Sketches of the neo-bop classic, “Confirmation”, raised the curtain. Fragile statements echoing the main theme were suffused by pianist, Kit Downes’ elegant chordal flourishes. Drummer, Seb Rochford’s brittle rhythmic fills and percussive textures complimented this effect with double bassist, Neil Charles’ melodic forms drawing attention towards the points of greatest harmonic tension. With lightly decorated melodic phrases tenor saxophonist, Shabaka Hutchings propelled the quartet to groove on a spirited bop swing. The sound segued into an abstract feel ushering in a subtle rallentando which provided the context for ruminations on the central theme by Hutchings, now on alto clarinet. He loosely pulled the theme in beguiling rhythmic and melodic directions as the rhythm section brewed a gentle hymn-like mid-low tempo swing.

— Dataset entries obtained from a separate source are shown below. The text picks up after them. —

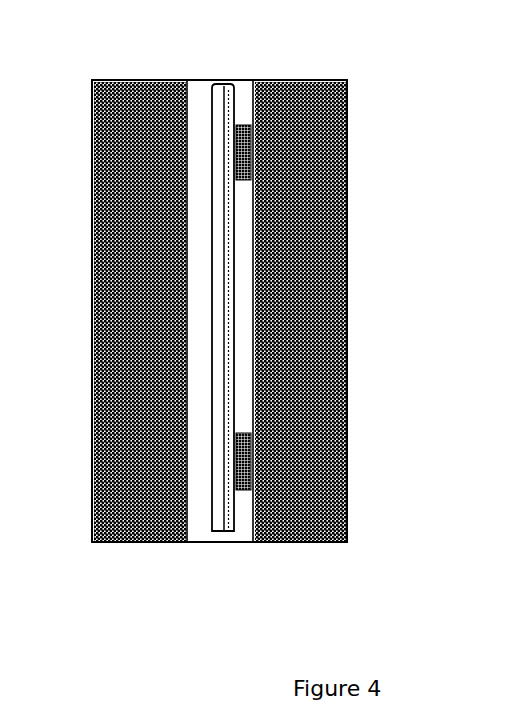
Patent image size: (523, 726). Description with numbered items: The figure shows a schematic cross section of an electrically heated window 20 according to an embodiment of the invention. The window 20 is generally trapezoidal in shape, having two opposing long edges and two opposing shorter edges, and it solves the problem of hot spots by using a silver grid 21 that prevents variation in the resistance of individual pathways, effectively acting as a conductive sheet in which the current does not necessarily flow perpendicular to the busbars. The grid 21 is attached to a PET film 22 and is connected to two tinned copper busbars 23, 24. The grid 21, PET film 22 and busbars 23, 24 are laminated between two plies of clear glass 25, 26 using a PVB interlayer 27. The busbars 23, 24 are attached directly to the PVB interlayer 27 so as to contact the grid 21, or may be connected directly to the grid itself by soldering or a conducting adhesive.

The electrically heated window 20 is at (400, 292).
The silver grid 21 is at (223, 92).
The PET film 22 is at (207, 93).
The tinned copper busbar 23 is at (233, 148).
The tinned copper busbar 24 is at (243, 457).
The ply of clear glass 25 is at (298, 467).
The ply of clear glass 26 is at (128, 470).
The PVB interlayer 27 is at (237, 222).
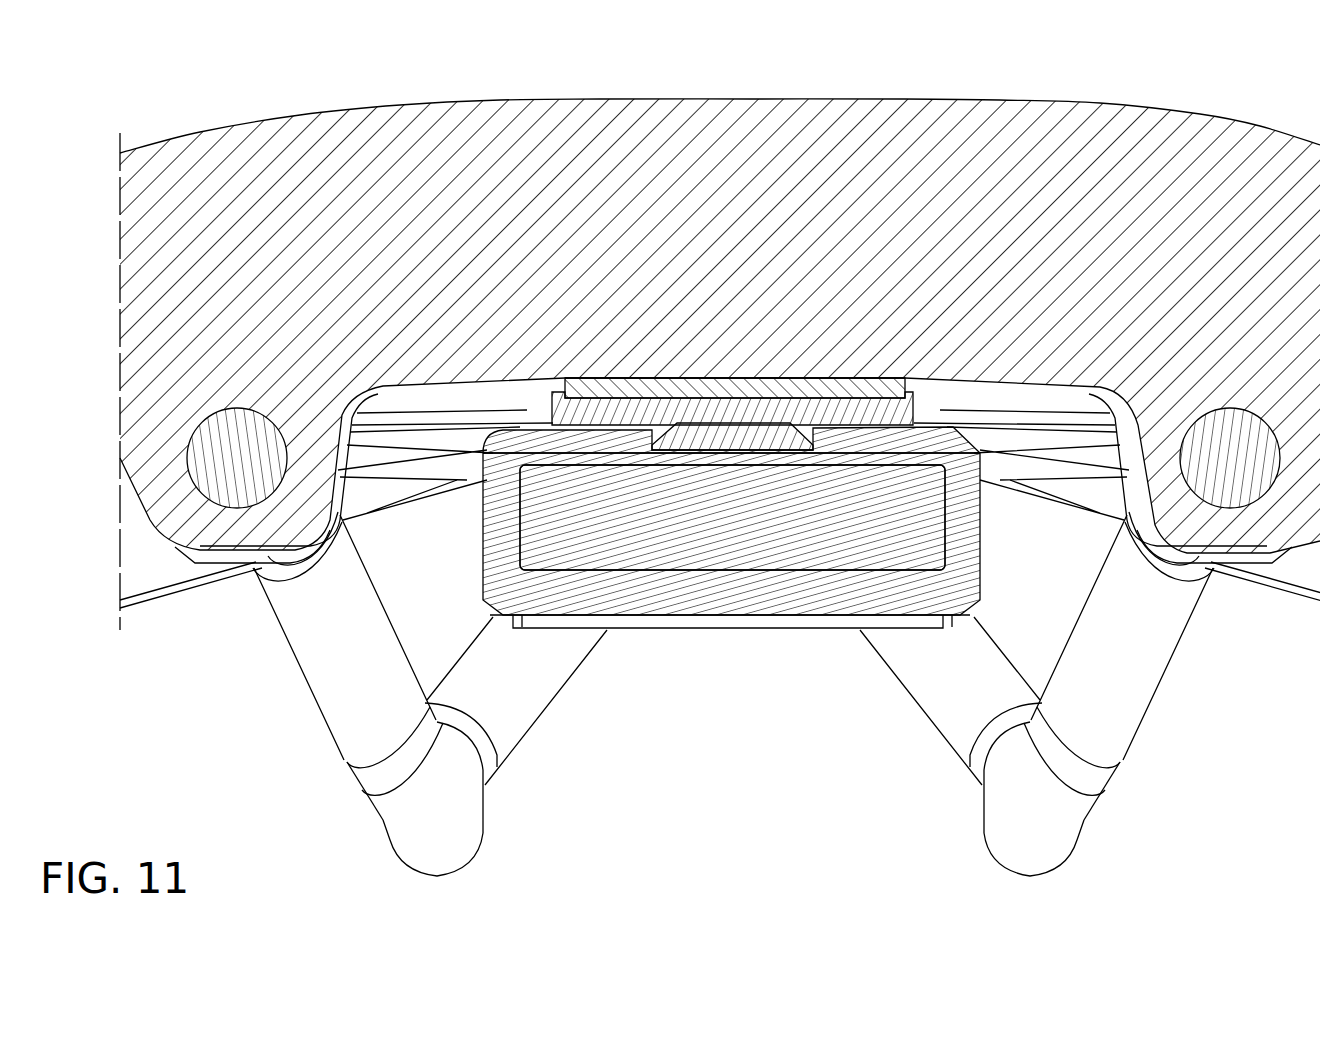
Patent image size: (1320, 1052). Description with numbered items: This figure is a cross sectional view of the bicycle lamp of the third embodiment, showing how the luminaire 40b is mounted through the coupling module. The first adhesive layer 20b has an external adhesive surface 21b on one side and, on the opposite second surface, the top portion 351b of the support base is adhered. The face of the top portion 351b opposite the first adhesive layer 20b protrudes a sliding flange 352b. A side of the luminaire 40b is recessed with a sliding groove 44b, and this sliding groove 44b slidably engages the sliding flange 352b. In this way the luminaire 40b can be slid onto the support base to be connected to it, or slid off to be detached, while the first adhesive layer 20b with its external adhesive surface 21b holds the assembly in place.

The first adhesive layer 20b is at (640, 390).
The sliding groove 44b is at (712, 440).
The external adhesive surface 21b is at (797, 383).
The luminaire 40b is at (688, 600).
The sliding flange 352b is at (767, 433).
The top portion 351b is at (850, 407).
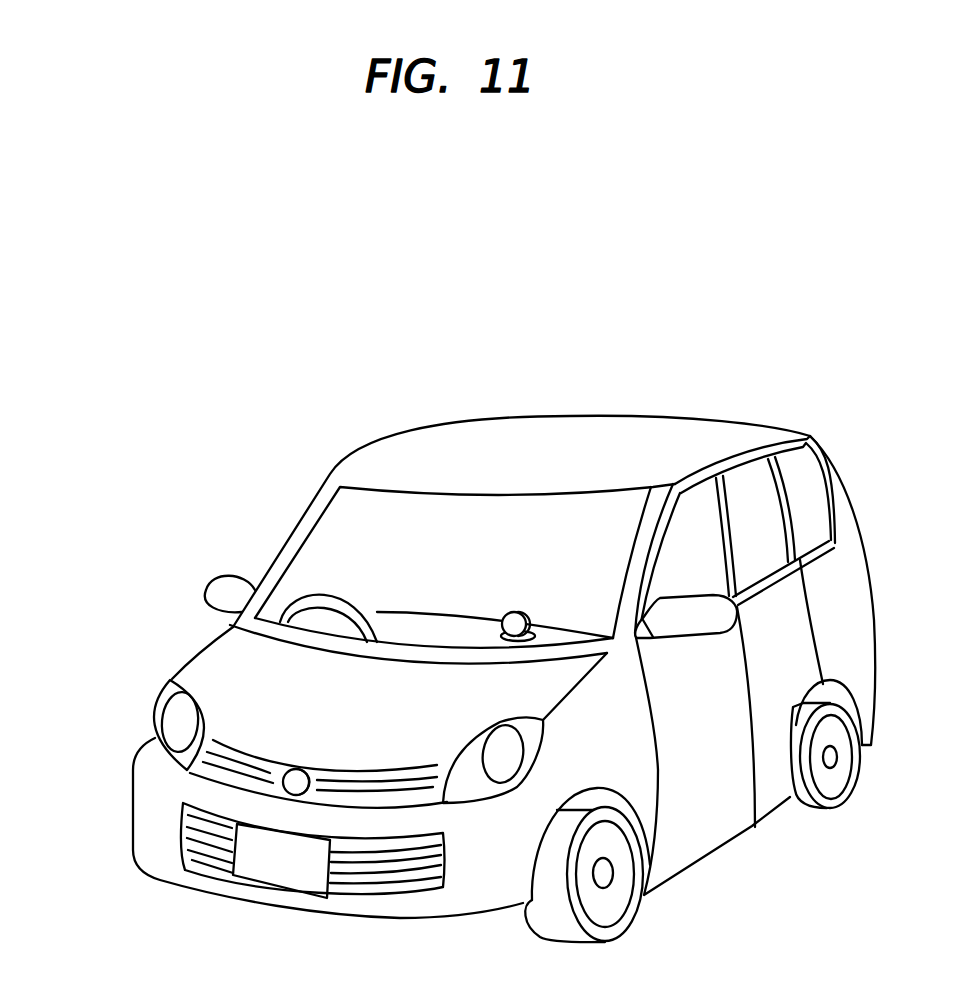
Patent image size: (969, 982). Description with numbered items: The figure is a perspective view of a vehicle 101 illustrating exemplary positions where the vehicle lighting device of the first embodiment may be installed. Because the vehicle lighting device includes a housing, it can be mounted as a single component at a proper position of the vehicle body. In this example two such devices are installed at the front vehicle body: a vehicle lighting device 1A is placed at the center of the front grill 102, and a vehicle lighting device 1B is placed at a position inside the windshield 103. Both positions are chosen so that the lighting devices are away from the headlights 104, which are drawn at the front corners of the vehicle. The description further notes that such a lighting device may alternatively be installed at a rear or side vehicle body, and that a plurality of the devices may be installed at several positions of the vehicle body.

The vehicle 101 is at (452, 620).
The front grill 102 is at (370, 788).
The windshield 103 is at (333, 533).
The headlights 104 is at (155, 703).
The vehicle lighting device 1A is at (294, 757).
The vehicle lighting device 1B is at (524, 599).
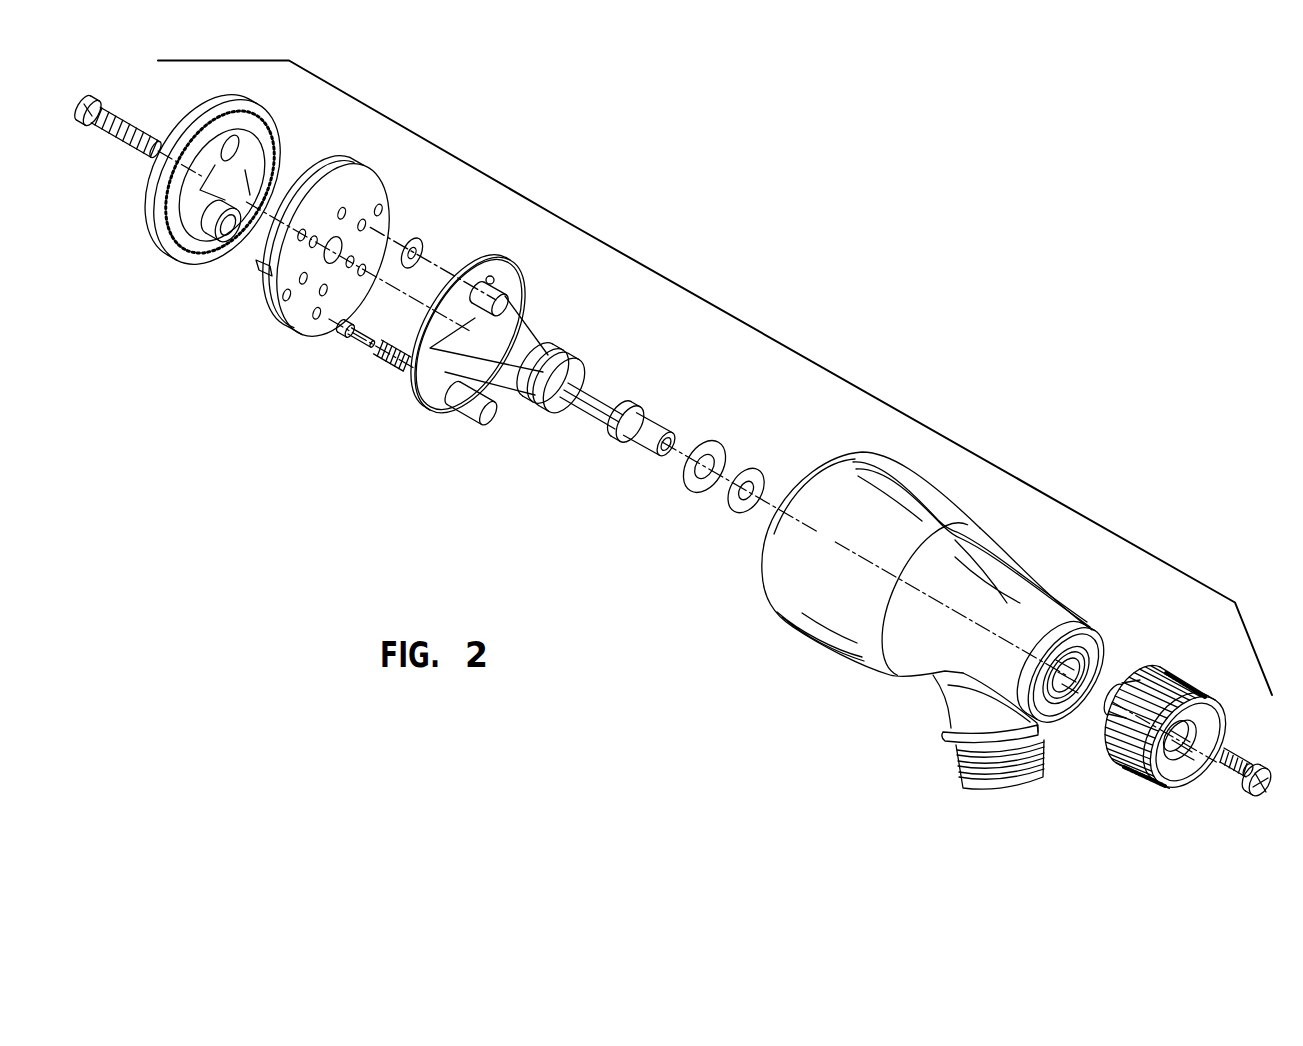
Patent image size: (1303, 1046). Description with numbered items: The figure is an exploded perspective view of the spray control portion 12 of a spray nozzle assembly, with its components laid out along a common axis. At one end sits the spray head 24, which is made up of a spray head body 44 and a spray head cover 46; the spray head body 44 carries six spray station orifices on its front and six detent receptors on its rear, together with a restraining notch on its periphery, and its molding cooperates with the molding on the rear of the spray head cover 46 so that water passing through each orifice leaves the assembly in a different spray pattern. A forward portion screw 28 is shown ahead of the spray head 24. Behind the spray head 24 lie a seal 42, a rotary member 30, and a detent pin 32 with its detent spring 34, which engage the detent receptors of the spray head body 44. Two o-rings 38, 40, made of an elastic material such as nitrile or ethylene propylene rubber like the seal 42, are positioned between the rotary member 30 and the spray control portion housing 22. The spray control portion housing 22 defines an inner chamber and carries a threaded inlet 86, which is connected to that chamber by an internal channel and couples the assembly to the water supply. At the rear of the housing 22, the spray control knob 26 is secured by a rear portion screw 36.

The spray control portion 12 is at (895, 220).
The spray control portion housing 22 is at (828, 657).
The spray head 24 is at (428, 124).
The spray control knob 26 is at (1126, 760).
The forward portion screw 28 is at (120, 142).
The rotary member 30 is at (556, 332).
The detent pin 32 is at (352, 343).
The detent spring 34 is at (387, 364).
The rear portion screw 36 is at (1243, 785).
The o-ring 38 is at (713, 445).
The o-ring 40 is at (742, 508).
The seal 42 is at (422, 246).
The spray head body 44 is at (282, 322).
The spray head cover 46 is at (190, 262).
The threaded inlet 86 is at (952, 765).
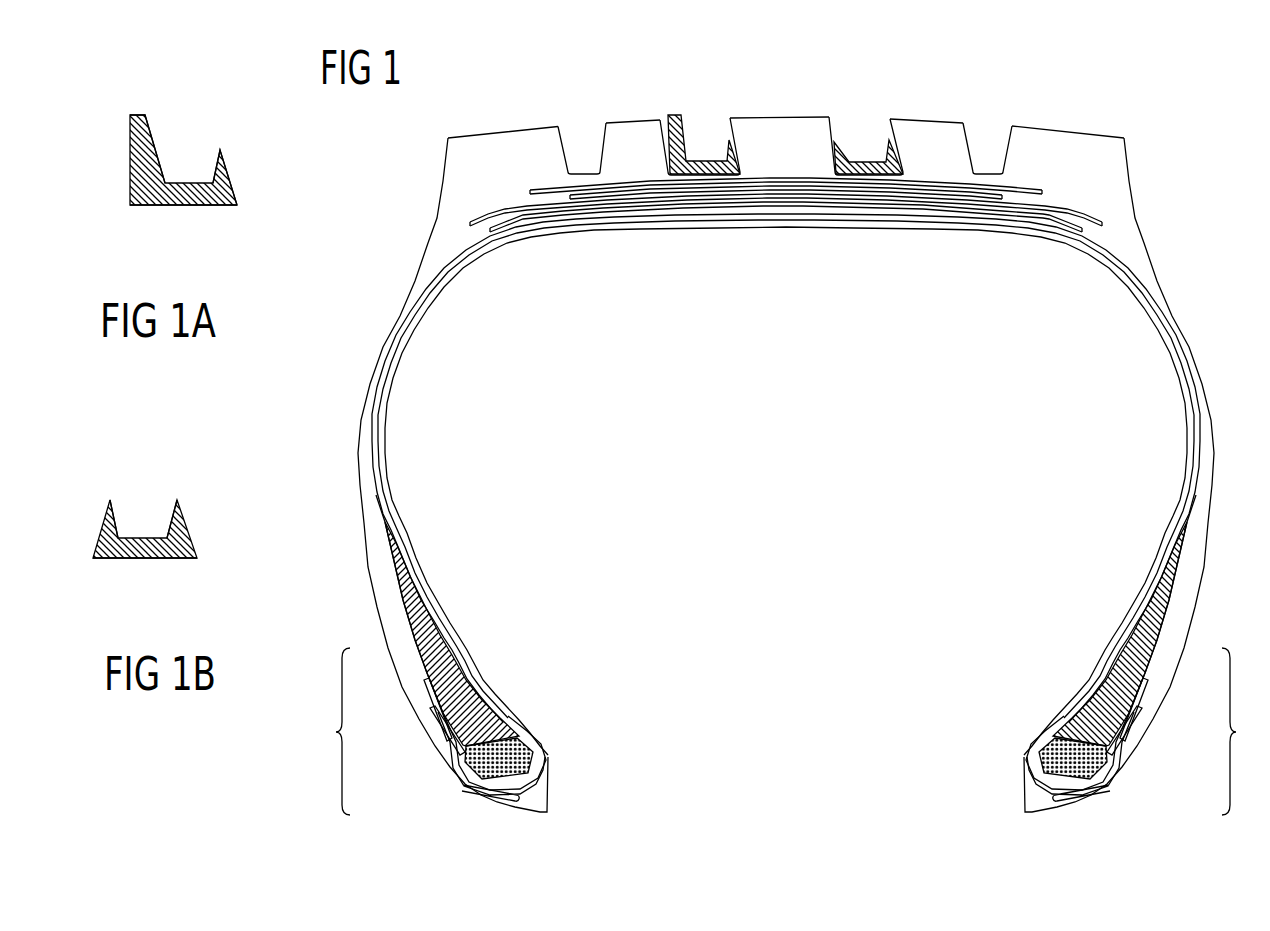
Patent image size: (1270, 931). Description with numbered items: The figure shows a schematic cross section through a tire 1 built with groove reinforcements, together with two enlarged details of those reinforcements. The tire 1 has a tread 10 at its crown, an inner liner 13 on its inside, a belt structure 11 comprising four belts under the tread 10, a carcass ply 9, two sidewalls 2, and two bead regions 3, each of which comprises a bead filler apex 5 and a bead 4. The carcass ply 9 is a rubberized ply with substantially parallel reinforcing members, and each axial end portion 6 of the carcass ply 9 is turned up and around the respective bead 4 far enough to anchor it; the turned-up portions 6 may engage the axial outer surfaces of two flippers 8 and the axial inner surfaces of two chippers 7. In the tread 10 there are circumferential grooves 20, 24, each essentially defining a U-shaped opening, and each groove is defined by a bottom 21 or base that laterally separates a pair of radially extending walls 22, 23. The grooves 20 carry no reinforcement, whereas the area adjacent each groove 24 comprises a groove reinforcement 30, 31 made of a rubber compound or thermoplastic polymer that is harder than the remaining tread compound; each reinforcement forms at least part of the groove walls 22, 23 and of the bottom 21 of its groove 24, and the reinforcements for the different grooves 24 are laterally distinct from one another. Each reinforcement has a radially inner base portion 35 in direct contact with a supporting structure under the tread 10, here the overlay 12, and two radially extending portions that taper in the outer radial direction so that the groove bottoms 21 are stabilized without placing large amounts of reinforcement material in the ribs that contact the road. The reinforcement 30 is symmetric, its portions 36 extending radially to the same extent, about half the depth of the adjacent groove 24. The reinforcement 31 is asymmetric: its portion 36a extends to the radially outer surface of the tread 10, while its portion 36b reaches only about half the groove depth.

In FIG. 1, the tire 1 is at (393, 192).
In FIG. 1, the sidewall 2 is at (386, 340).
In FIG. 1, the bead region 3 is at (786, 668).
In FIG. 1, the bead 4 is at (517, 757).
In FIG. 1, the bead filler apex 5 is at (453, 657).
In FIG. 1, the axial end portion of carcass ply 6 is at (425, 682).
In FIG. 1, the chipper 7 is at (430, 713).
In FIG. 1, the flipper 8 is at (452, 748).
In FIG. 1, the carcass ply 9 is at (510, 252).
In FIG. 1, the tread 10 is at (1113, 163).
In FIG. 1, the belt structure 11 is at (905, 203).
In FIG. 1, the overlay 12 is at (767, 178).
In FIG. 1, the inner liner 13 is at (472, 290).
In FIG. 1, the circumferential groove 20 is at (578, 128).
In FIG. 1, the groove bottom 21 is at (996, 168).
In FIG. 1, the groove wall 22 is at (972, 138).
In FIG. 1, the groove wall 23 is at (1013, 142).
In FIG. 1, the circumferential groove 24 is at (703, 115).
In FIG. 1, the symmetric groove reinforcement 30 is at (830, 142).
In FIG. 1B, the symmetric groove reinforcement 30 is at (147, 507).
In FIG. 1, the asymmetric groove reinforcement 31 is at (668, 165).
In FIG. 1A, the asymmetric groove reinforcement 31 is at (185, 125).
In FIG. 1A, the radially inner base portion 35 is at (180, 206).
In FIG. 1B, the radially inner base portion 35 is at (130, 562).
In FIG. 1B, the radially extending portion 36 is at (102, 526).
In FIG. 1A, the radially extending portion 36a is at (128, 141).
In FIG. 1A, the radially extending portion 36b is at (228, 168).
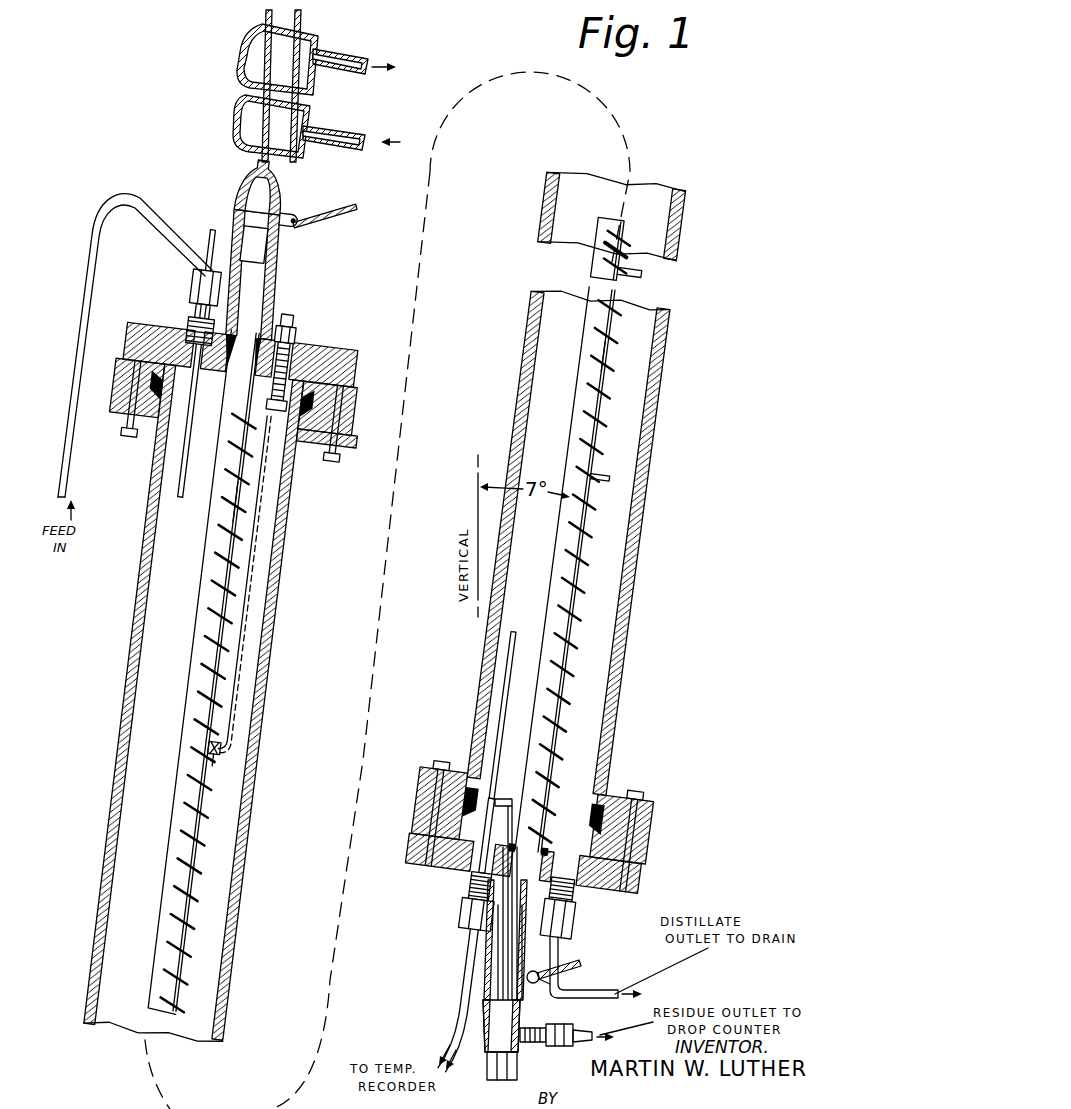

Original compositions provided equally fertile material for the group to develop their acoustic portrait. Downes introduced a tune of “no name” with beautiful harmonic layers which spilled onto the sonic landscape with grace and subtlety. Atmospheric cymbal effects evoked a nebulous environment for Hutchings, on clarinet, to reside in and pursue pensive melodic lines while Charles’ bubbling bass phrases made perceptive harmonic illuminations. Rochford stripped the music down to its raw original conception with sparse, uneasy percussive textures and melodic empathy. Hutchings’ repetitive melodic patterns scaled the harmonic dimensions of the composition building tension in its wake. It provided a melodic pillar off which disjointed harmonic and rhythmic contributions from the rhythm section coherently took the group into avant-garde territory. Charles’ a cappella bass solo sensitively channelled the melodic energy into tones of harmonic intrigue.

The trepidation felt by contemporary musicians towards public performances of traditional compositions was cast off and almost ridiculed by this quartet. They proved their musical integrity and the possibility of continual progression within familiar frames of reference.